Einleitung
Dieses von Dr. Schnürle (Deutz) entwickelte Verfahren zur Verbesserung
der Spülung von Zweitaktern wurde erstmals 1932 unter Leitung von Dr.
Venediger bei der Auto-Union in Serie gefertig. Natürlich wollten auch
andere Zweitakt-Hersteller das neue Verfahren mit dem Flachkolben und der
verbesserten Spülung nutzen. Aber die Auto-Union lehnte jegliche Vergabe
von Lizenzen ab. Daher versuchten alle namhaften Hersteller von Zweitaktern,
die im Besitz der Auto-Union befindlichen Patente mit den verschiedensten
Modifikationen zu umgehen. Erst nach dem zweitem Weltkrieg wurden die Patente
frei und andere Hersteller konnten die Umkehrspülung nutzen, so auch
die Firma
Kreidler
mit Johann Hilber, der vorher bei Messerschmitt gearbeitet hatte und durch
sein Wissen um Strömungsabläufe der Zweitaktentwicklung neue Impulse
gab.
Wirkungsweise
Bei der Umkehrspülung hat der Kolben einen glatten, leicht gewölbten
Boden ( Flachkolben). Im Kolbenmantel sind unterhalb des Kolbenbolzens Fenster
eingearbeitet, mit denen die Überströmkanäle gesteuert werden.
Der Zylinder hat zwei Überströmkanäle, die in einem Winkel
von 60° annähernd tangential in den Zylinder münden. Zwischen
den beiden Überstömern ist der ist der Auslaßkanal angeordnet.
Der Einlaßschlitz ist gegenüber dem Auslaßkanal angeordnet
und das Kurbelgehäuse dient als Ladepumpe.

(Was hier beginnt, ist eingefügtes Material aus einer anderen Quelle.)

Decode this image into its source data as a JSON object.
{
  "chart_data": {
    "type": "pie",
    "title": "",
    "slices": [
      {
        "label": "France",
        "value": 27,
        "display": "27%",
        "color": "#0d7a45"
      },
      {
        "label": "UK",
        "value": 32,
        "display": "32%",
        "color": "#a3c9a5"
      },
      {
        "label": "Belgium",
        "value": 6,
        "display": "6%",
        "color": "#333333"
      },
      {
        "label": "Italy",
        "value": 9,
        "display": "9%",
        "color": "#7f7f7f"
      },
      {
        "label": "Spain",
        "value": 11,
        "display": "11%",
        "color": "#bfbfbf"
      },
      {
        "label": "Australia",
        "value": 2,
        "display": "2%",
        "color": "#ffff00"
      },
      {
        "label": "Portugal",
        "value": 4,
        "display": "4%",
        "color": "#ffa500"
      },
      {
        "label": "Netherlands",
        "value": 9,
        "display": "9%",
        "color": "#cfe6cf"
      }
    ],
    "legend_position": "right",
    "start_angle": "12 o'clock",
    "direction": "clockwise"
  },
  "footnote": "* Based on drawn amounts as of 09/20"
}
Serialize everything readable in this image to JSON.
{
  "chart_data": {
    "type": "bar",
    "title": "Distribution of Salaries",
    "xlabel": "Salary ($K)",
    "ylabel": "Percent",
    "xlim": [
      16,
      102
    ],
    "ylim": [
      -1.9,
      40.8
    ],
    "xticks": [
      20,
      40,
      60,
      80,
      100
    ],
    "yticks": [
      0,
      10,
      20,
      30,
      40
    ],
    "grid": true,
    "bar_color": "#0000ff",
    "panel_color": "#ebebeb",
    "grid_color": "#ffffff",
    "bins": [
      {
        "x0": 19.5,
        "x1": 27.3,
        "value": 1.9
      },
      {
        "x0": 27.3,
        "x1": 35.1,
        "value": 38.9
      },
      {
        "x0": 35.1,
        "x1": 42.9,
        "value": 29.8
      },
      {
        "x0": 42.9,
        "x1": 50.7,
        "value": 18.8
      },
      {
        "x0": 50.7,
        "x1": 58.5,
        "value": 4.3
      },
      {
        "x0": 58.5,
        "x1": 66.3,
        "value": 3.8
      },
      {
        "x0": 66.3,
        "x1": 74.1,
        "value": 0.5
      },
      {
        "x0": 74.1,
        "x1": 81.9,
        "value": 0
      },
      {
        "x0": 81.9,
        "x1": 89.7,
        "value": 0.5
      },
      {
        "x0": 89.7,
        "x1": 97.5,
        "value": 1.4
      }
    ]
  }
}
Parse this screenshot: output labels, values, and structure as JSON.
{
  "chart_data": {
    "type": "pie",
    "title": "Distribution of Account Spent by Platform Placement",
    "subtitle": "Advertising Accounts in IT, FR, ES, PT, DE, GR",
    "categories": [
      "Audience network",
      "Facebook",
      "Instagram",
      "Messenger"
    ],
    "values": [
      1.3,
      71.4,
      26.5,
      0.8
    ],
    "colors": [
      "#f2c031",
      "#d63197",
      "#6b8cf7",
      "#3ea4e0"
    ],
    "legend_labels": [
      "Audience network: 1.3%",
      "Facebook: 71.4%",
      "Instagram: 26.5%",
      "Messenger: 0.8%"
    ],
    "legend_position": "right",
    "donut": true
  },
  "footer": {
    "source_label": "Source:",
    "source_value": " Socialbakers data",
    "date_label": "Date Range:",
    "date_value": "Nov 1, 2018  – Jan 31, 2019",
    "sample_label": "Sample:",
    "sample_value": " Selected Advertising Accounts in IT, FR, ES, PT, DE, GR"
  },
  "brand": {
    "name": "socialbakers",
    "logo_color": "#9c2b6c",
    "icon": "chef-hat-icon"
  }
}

Der Frischgaseintritt in das Kurbelgehäuse wird durch die
Kolbenunterkante
gesteuert. Während der Abwärtsbewegung des Kolbens öffnet
sich zuerst der Auslaßschlitz, der von der Kolbenoberkante gesteuert
wird. Kurz darauf werden beide Überströmer freigegeben. Diesen
Hubunterschied nennt man Vorauslaß . Je größer dieser
Vorauslaß ist, um so mehr können sich die Altgase entspannen,
um um so besser ist der nachfolgende Spülvorgang. Haben sich nun die
Altgase soweit entspannt, das der Spülvorgang einsetzen kann, stömen
die Frischgase durch die Überstömer über den Kolbenboden in
den Zylinder, wobei sie die Altgase vor sich her schieben. Die beiden
Spülströme treffen auf der Mittellinie des Zylinders aufeinander,
und steigen dann an der Zylinderwand gegenüber dem Auslaß empor.
Im halbkugeligen Zylinderkopf wird der
Spülstrom
umgekehrt und strömt an der auslaßseitigen Zylinderwand herunter
zum Auslaßkanal. Die Frischgasfront schiebt die Altgase heraus.
Eine Weiterentwicklung der klassischen Schnürle-Umkehrspülung arbeitet
neben den Hauptüberstömkanälen mit zusätzlichen
Stützkanälen, die die Hauptspülstöme anheben, sie weicher
an die stützende Zylinderwand heranführen und so die verwirbelung
und die Auflösung vermeiden. Diese Stützkanäle werden fast
tangential an die dem Auslaß gegenüberliegende Zylinderwand
herangeführt und münden fast horizontal, während die
Hauptspühlkanäle um 15° geneigt sind. Der querschnitt der
Stützkanäle liegt bei etwa 40% der Hauptkanäle für Zylinder
mit Schlitzsteuerung. Die Steigung der Stützkanäle nimmt mit
zunehmender Entfernung vom Auslaßschlitz zu und kann 45-50° betragen.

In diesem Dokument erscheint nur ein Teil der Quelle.